At some point between 1921 and 1947, Cecil or someone he knew must have given the manuscript over to the station (though it’s still unclear what kind of library the station might have had if it even had one).

So why would Wargrave train station have this item?

It might be more than just its train centered theme.  If you look closely at the second page (the first illustration after the title-page), you can just make out “GWR” written at the top of one of the papers on Rumples’ office wall. I think it’s safe for us to assume that this close affinity with and knowledge of the GWR (and the railroad goods office in general) probably points to this story being somewhat autobiographical. This, at least, would explain why the author’s family would want to donate the item to the station.

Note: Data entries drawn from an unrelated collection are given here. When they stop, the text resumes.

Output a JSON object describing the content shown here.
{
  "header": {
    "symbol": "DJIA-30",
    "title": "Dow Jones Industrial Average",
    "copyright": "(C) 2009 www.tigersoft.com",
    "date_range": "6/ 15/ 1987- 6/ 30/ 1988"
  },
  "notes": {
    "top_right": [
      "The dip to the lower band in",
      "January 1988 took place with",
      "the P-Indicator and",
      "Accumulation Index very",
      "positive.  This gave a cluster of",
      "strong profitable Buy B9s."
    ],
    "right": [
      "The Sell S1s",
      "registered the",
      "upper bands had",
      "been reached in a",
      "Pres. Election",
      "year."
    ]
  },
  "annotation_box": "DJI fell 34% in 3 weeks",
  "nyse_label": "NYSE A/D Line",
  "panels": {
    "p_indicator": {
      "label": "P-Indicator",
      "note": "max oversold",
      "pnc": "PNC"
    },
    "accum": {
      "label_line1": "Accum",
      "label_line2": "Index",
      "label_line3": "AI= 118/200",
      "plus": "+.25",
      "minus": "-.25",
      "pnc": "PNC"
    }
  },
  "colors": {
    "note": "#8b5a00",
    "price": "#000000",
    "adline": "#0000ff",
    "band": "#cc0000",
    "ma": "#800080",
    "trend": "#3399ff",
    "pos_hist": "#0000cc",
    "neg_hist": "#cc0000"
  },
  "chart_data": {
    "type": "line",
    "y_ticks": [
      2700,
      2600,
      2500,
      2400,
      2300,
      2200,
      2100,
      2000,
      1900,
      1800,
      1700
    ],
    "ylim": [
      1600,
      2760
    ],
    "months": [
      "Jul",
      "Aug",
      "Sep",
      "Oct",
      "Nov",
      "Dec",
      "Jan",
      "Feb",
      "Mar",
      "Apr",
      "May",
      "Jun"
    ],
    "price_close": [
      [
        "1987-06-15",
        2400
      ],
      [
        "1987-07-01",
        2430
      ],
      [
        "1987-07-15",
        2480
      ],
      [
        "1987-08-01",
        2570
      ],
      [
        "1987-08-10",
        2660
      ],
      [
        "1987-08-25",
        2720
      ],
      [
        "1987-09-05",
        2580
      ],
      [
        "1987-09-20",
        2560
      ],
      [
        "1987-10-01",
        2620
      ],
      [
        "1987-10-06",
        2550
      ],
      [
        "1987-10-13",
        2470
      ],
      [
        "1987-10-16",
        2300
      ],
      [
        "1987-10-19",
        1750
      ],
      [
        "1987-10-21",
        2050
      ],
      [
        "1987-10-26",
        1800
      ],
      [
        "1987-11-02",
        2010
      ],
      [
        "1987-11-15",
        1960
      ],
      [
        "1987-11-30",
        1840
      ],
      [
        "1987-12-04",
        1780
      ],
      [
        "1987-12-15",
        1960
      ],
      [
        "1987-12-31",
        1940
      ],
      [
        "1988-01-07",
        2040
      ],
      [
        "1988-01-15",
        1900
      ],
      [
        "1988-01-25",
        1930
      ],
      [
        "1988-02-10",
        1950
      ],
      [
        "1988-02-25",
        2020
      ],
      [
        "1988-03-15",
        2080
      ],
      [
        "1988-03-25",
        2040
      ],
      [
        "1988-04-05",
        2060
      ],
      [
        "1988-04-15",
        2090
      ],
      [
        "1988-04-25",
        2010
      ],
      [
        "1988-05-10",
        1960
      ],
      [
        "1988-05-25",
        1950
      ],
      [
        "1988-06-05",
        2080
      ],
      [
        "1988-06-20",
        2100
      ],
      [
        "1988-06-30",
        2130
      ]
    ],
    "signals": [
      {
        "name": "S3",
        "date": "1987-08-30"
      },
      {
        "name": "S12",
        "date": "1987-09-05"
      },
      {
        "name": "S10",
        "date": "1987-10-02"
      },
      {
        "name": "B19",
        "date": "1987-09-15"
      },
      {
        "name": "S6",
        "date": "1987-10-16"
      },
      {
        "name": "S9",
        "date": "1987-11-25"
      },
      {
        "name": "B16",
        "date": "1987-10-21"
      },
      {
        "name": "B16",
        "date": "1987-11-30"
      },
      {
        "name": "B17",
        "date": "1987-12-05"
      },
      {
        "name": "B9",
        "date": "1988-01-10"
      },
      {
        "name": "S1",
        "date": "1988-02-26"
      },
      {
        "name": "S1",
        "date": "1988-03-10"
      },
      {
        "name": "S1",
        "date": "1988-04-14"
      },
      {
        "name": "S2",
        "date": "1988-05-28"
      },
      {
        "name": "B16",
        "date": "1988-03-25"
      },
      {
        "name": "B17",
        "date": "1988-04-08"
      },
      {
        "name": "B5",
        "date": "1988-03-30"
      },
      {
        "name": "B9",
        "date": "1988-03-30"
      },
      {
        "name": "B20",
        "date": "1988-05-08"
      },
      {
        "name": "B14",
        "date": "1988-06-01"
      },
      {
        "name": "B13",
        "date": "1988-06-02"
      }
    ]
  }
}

My flimsy guess is that the author himself probably worked in the goods office at Wargrave station. At some point, he must have fantasized about kicking his boss in the bum, getting a boat and a bike, and providing a better home for his children (not uncommon fantasies I’m sure).  At the very least, a talented and doting father created a fantastic gift for his son Cecil during the Christmas of 1921.  Now, 93 years later, we are pleased to have had the manuscript journey through many hands and across the pond to us.